Carlo Ancelotti looks on as Pep Guardiola and Erling Haaland embrace after Manchester City’s win over Real Madrid last season. Photograph: Oli Scarff/AFP/Getty Images

This is Carlo Ancelotti’s 200th Champions League match as a coach, his 1,331st game over a wildly successful career stretching back 30 years at the most high-pressure clubs on earth, and still he is nervous. He has seen it all and has won this competition as a coach four times, more than anyone else ever, including the manager he faces on Tuesday night, but he still can’t help it. Before games, he admits, there’s a moment when the heart rate increases and the sweats start; after them, the best he can hope for is relief.

“Defeat is suffering. Victory is … happiness?” Ancelotti said, as Real Madrid, who consider this trophy their own, prepared to meet Manchester City, who hold it. “No. Unfortunately, that’s not true. It’s a relief. There’s happiness if you win a title, but in individual games [only] relief: for a few days, you’re calmer. But then suffering is part of your work, it’s what keeps you alive: the pressure, the stress.”

It is about how you embrace that, live with it, and Madrid’s manager believes what was missing when his side collapsed to a 4-0 defeat at the Etihad last season was character. “We played without courage, without personality,” Ancelotti said.

City, the favourites for the Champions League, and Madrid meet for the fourth time in the last five seasons. In 2020, City knocked Madrid out in the last 16. In 2022, Madrid produced that comeback, another miracle for the ages. Last year, there was something of a mission about Manchester City as they took Madrid apart. For the first 15 minutes, Ancelotti’s team averaged less than a pass a minute. Vinícius Júnior left Manchester declaring: “This can’t happen next year.”
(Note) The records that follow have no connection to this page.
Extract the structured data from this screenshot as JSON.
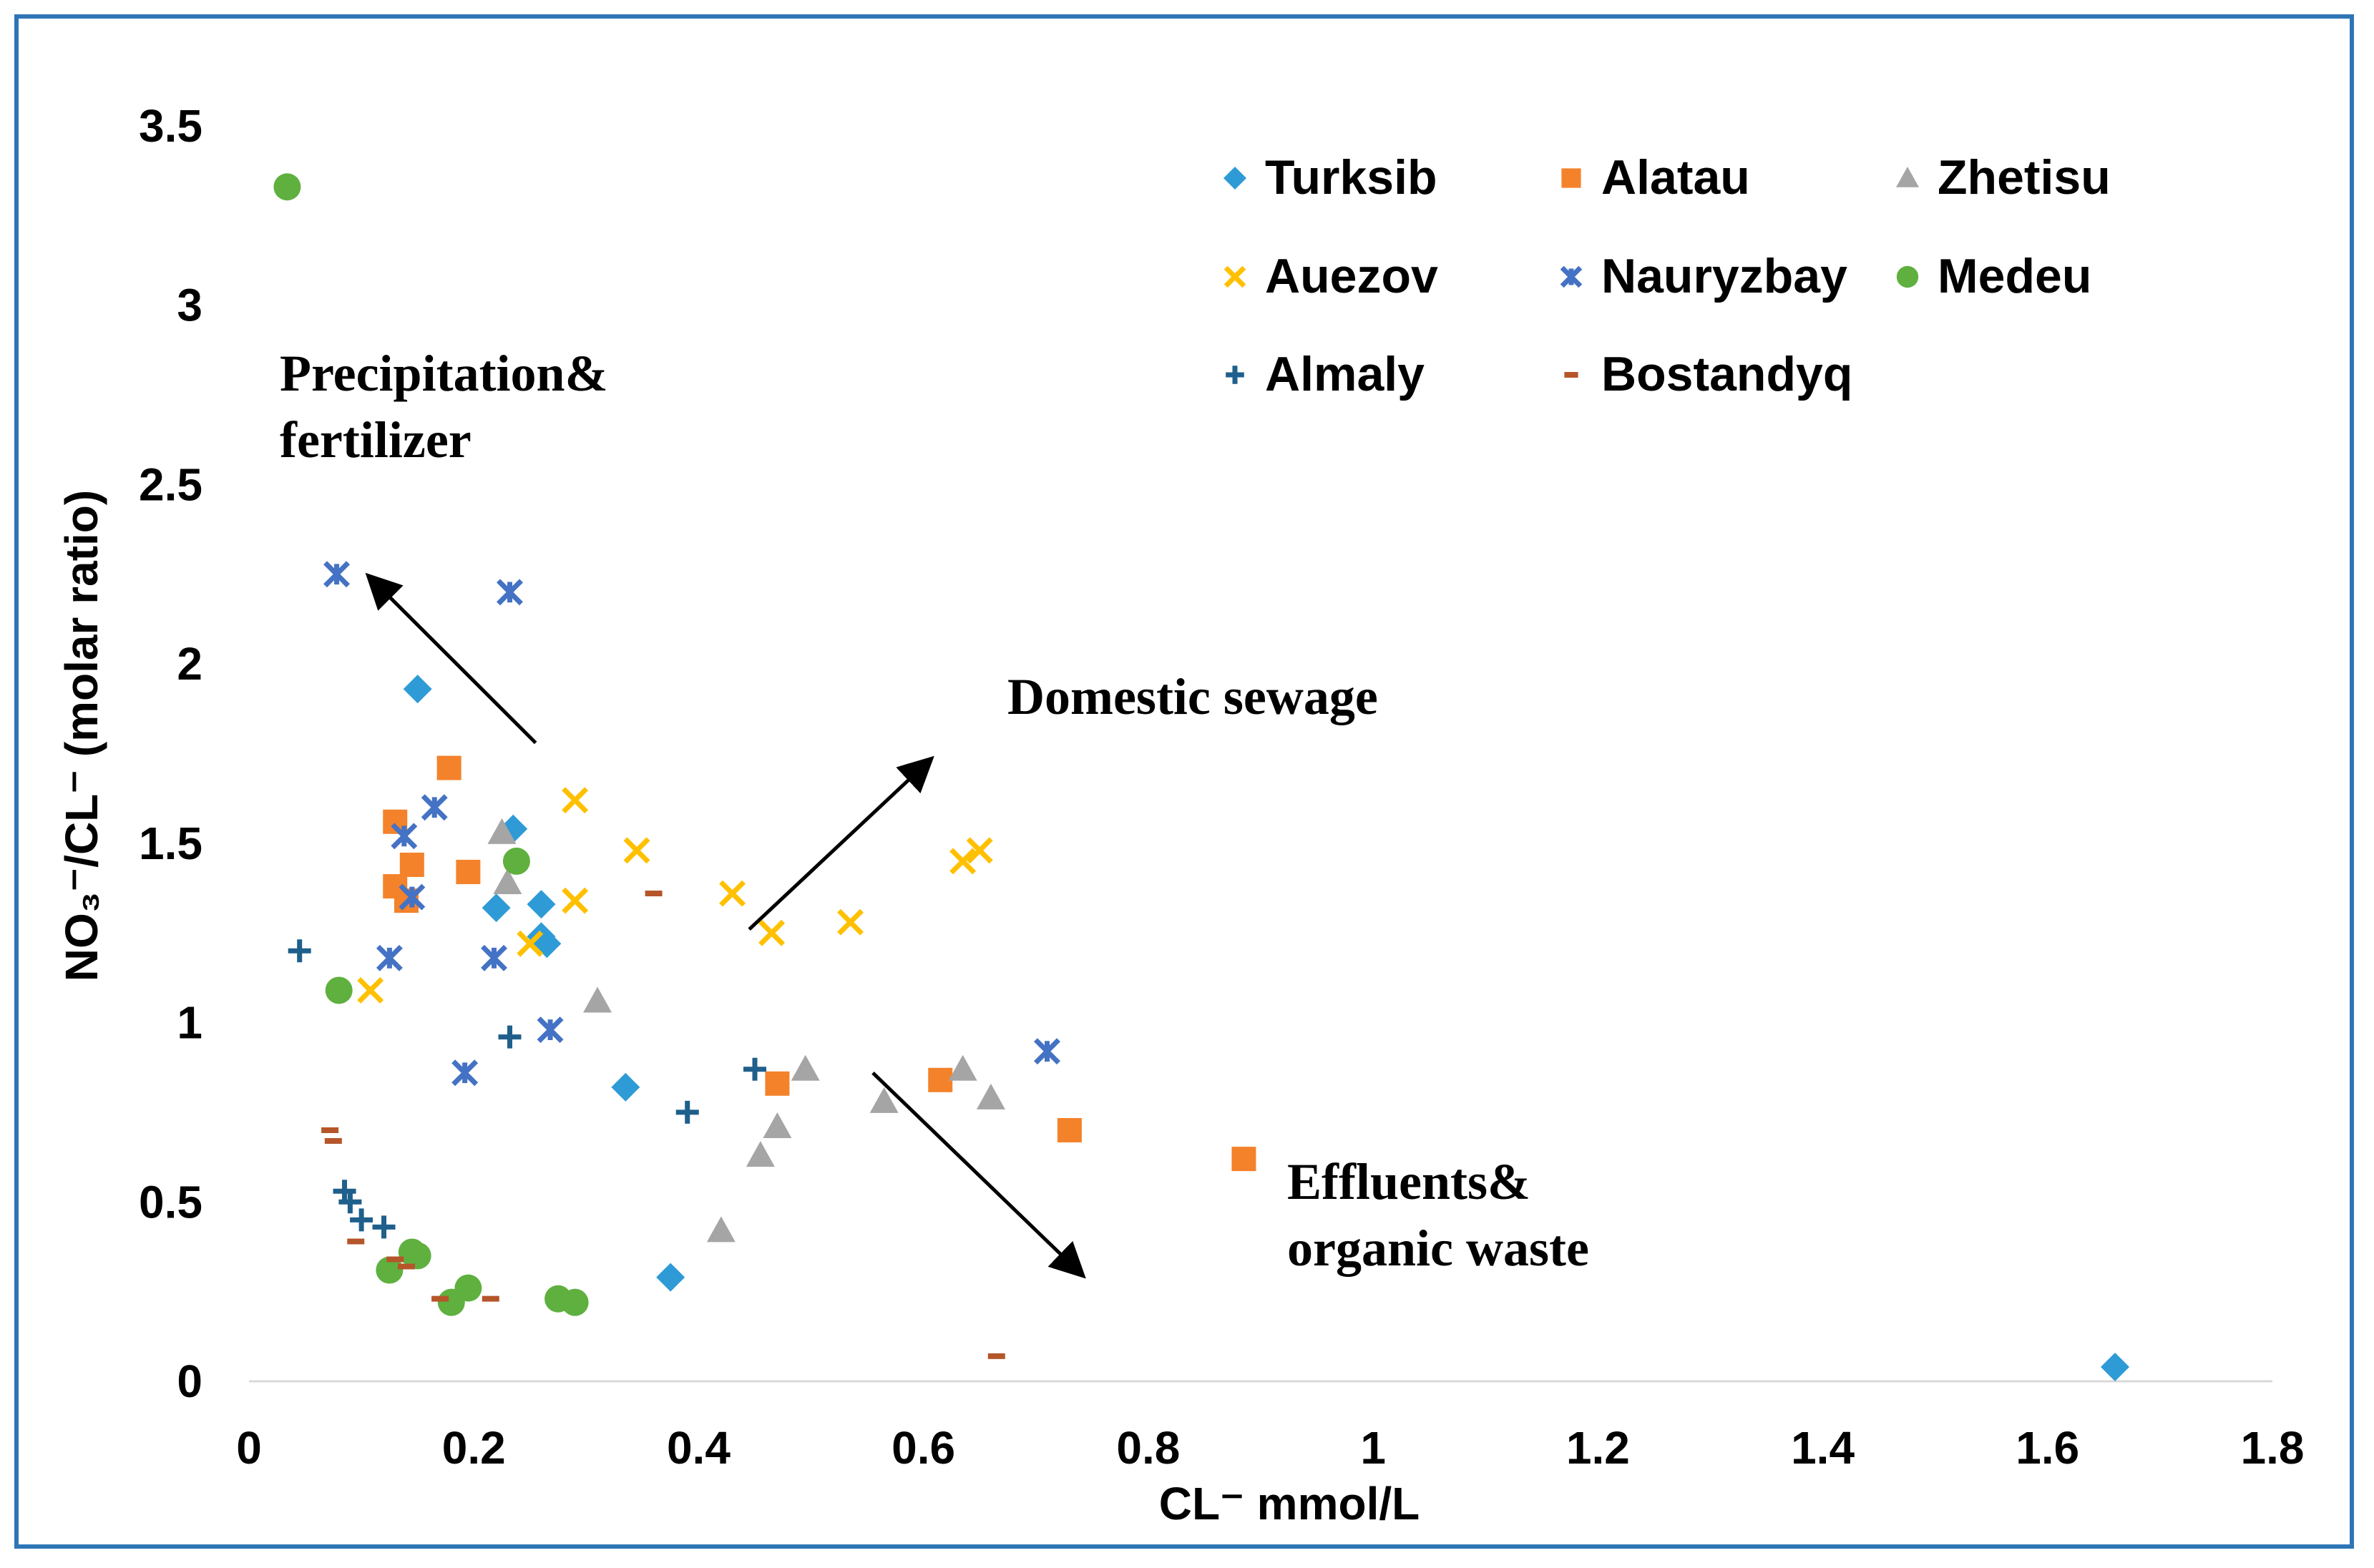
{
  "chart_data": {
    "type": "scatter",
    "title": "",
    "xlabel": "CL⁻ mmol/L",
    "ylabel": "NO₃⁻/CL⁻ (molar ratio)",
    "xlim": [
      0,
      1.8
    ],
    "ylim": [
      0,
      3.5
    ],
    "x_ticks": [
      "0",
      "0.2",
      "0.4",
      "0.6",
      "0.8",
      "1",
      "1.2",
      "1.4",
      "1.6",
      "1.8"
    ],
    "y_ticks": [
      "0",
      "0.5",
      "1",
      "1.5",
      "2",
      "2.5",
      "3",
      "3.5"
    ],
    "grid": false,
    "legend_position": "top-right",
    "series": [
      {
        "name": "Turksib",
        "marker": "diamond",
        "color": "#2e9bd6",
        "points": [
          [
            0.15,
            1.93
          ],
          [
            0.235,
            1.54
          ],
          [
            0.22,
            1.32
          ],
          [
            0.26,
            1.33
          ],
          [
            0.26,
            1.24
          ],
          [
            0.265,
            1.22
          ],
          [
            0.335,
            0.82
          ],
          [
            0.375,
            0.29
          ],
          [
            1.66,
            0.04
          ]
        ]
      },
      {
        "name": "Alatau",
        "marker": "square",
        "color": "#f4822b",
        "points": [
          [
            0.178,
            1.71
          ],
          [
            0.13,
            1.56
          ],
          [
            0.145,
            1.44
          ],
          [
            0.195,
            1.42
          ],
          [
            0.13,
            1.38
          ],
          [
            0.14,
            1.34
          ],
          [
            0.47,
            0.83
          ],
          [
            0.615,
            0.84
          ],
          [
            0.73,
            0.7
          ],
          [
            0.885,
            0.62
          ]
        ]
      },
      {
        "name": "Zhetisu",
        "marker": "triangle",
        "color": "#a5a5a5",
        "points": [
          [
            0.225,
            1.53
          ],
          [
            0.23,
            1.39
          ],
          [
            0.31,
            1.06
          ],
          [
            0.495,
            0.87
          ],
          [
            0.635,
            0.87
          ],
          [
            0.66,
            0.79
          ],
          [
            0.565,
            0.78
          ],
          [
            0.47,
            0.71
          ],
          [
            0.455,
            0.63
          ],
          [
            0.42,
            0.42
          ]
        ]
      },
      {
        "name": "Auezov",
        "marker": "x",
        "color": "#ffc000",
        "points": [
          [
            0.29,
            1.62
          ],
          [
            0.345,
            1.48
          ],
          [
            0.635,
            1.45
          ],
          [
            0.65,
            1.48
          ],
          [
            0.43,
            1.36
          ],
          [
            0.29,
            1.34
          ],
          [
            0.465,
            1.25
          ],
          [
            0.535,
            1.28
          ],
          [
            0.25,
            1.22
          ],
          [
            0.108,
            1.09
          ]
        ]
      },
      {
        "name": "Nauryzbay",
        "marker": "star",
        "color": "#4472c4",
        "points": [
          [
            0.078,
            2.25
          ],
          [
            0.232,
            2.2
          ],
          [
            0.165,
            1.6
          ],
          [
            0.138,
            1.52
          ],
          [
            0.145,
            1.35
          ],
          [
            0.125,
            1.18
          ],
          [
            0.218,
            1.18
          ],
          [
            0.268,
            0.98
          ],
          [
            0.192,
            0.86
          ],
          [
            0.71,
            0.92
          ]
        ]
      },
      {
        "name": "Medeu",
        "marker": "circle",
        "color": "#5fb03f",
        "points": [
          [
            0.034,
            3.33
          ],
          [
            0.238,
            1.45
          ],
          [
            0.08,
            1.09
          ],
          [
            0.125,
            0.31
          ],
          [
            0.145,
            0.36
          ],
          [
            0.15,
            0.35
          ],
          [
            0.195,
            0.26
          ],
          [
            0.18,
            0.22
          ],
          [
            0.275,
            0.23
          ],
          [
            0.29,
            0.22
          ]
        ]
      },
      {
        "name": "Almaly",
        "marker": "plus",
        "color": "#1f5f8b",
        "points": [
          [
            0.045,
            1.2
          ],
          [
            0.232,
            0.96
          ],
          [
            0.45,
            0.87
          ],
          [
            0.39,
            0.75
          ],
          [
            0.085,
            0.53
          ],
          [
            0.09,
            0.5
          ],
          [
            0.1,
            0.45
          ],
          [
            0.12,
            0.43
          ]
        ]
      },
      {
        "name": "Bostandyq",
        "marker": "dash",
        "color": "#b5562a",
        "points": [
          [
            0.072,
            0.7
          ],
          [
            0.075,
            0.67
          ],
          [
            0.36,
            1.36
          ],
          [
            0.095,
            0.39
          ],
          [
            0.13,
            0.34
          ],
          [
            0.14,
            0.32
          ],
          [
            0.17,
            0.23
          ],
          [
            0.215,
            0.23
          ],
          [
            0.665,
            0.07
          ]
        ]
      }
    ],
    "annotations": [
      {
        "id": "precipitation",
        "lines": [
          "Precipitation&",
          "fertilizer"
        ]
      },
      {
        "id": "domestic",
        "lines": [
          "Domestic sewage"
        ]
      },
      {
        "id": "effluents",
        "lines": [
          "Effluents&",
          "organic waste"
        ]
      }
    ],
    "arrows": [
      {
        "from": [
          0.255,
          1.78
        ],
        "to": [
          0.108,
          2.24
        ]
      },
      {
        "from": [
          0.445,
          1.26
        ],
        "to": [
          0.605,
          1.73
        ]
      },
      {
        "from": [
          0.555,
          0.86
        ],
        "to": [
          0.74,
          0.3
        ]
      }
    ]
  }
}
It shouldn’t. Then, with Barcelona walking the league, Ancelotti’s future at the Bernabéu was not secure, but a year on he continues. Madrid are stronger now, the league title close to being reclaimed, and lessons have been learned.

“Courage and personality are fundamental in this kind of game,” Ancelotti said. “The mental element is important: we need personality. But it was not just mentality, character; it was also technical, football. They pressed us high and we did not find solutions, we didn’t manage that. We want to avoid that in this tie.

“We have had time to prepare this. We have prepared well and I trust we will bring out the best in us in every sense: mentally, physically, technically. We have the quality to compete.”

The coach said he wouldn’t do “anything strange”, telling journalists not to worry: “You’re not going to get the starting XI wrong.” He then paused, laughed and added: “Well, there could be …” before concluding: “You might get one name wrong, but no more: the team is pretty clear.”

The one doubt may be over central defence, with Aurélien Tchouaméni likely to start ahead of Nacho Fernández, and Eduardo Camavinga taking his place in midfield. The other central defender will be Toni Rüdiger, who played in the first leg last year, the game finishing 1-1, but not in the second when Madrid were overrun, and has been undisputed this season.

“The coach didn’t apologise after the second game last year but he doesn’t need to,” Rüdiger said of his omission. “As a player I have to accept, even if it’s hard. In the first game I think we all did a great job keeping [Erling] Haaland quiet: my teammates controlled the ball and he did not get as many balls as he wished.

“He’s definitely one of the strongest [strikers] I have played. If I can say one who is very tough it was Kun Agüero, but it is about Haaland now. He’s not easy to control. He lives off passes from his teammates.”

After the first leg last year photos appeared of Rüdiger sticking his face in one of Haaland’s armpits, more antics from a player who, to the delighted of the Bernabéu, has admitted he is a “little mad”.

“I saw the pictures and the videos,” he said here, “but these aren’t things I plan and I don’t have any plan for tomorrow. It’s just a feeling in the moment. I could tell you that it’s all about the team and things like that, but I will take the duel as personal. It’s me as a defensive player against a super striker.

“We will not only sit back and watch City have possession but that is also part of the game. We will press but there will be phases where we have to defend more and we are willing to do that. Whatever comes our way is part of it.

We have to be positive about getting to the next stage. I feel the confidence, we are in good shape, in a good mood, the team feels like a family and I am very sure we are going to win. It is tough but we are Real Madrid.”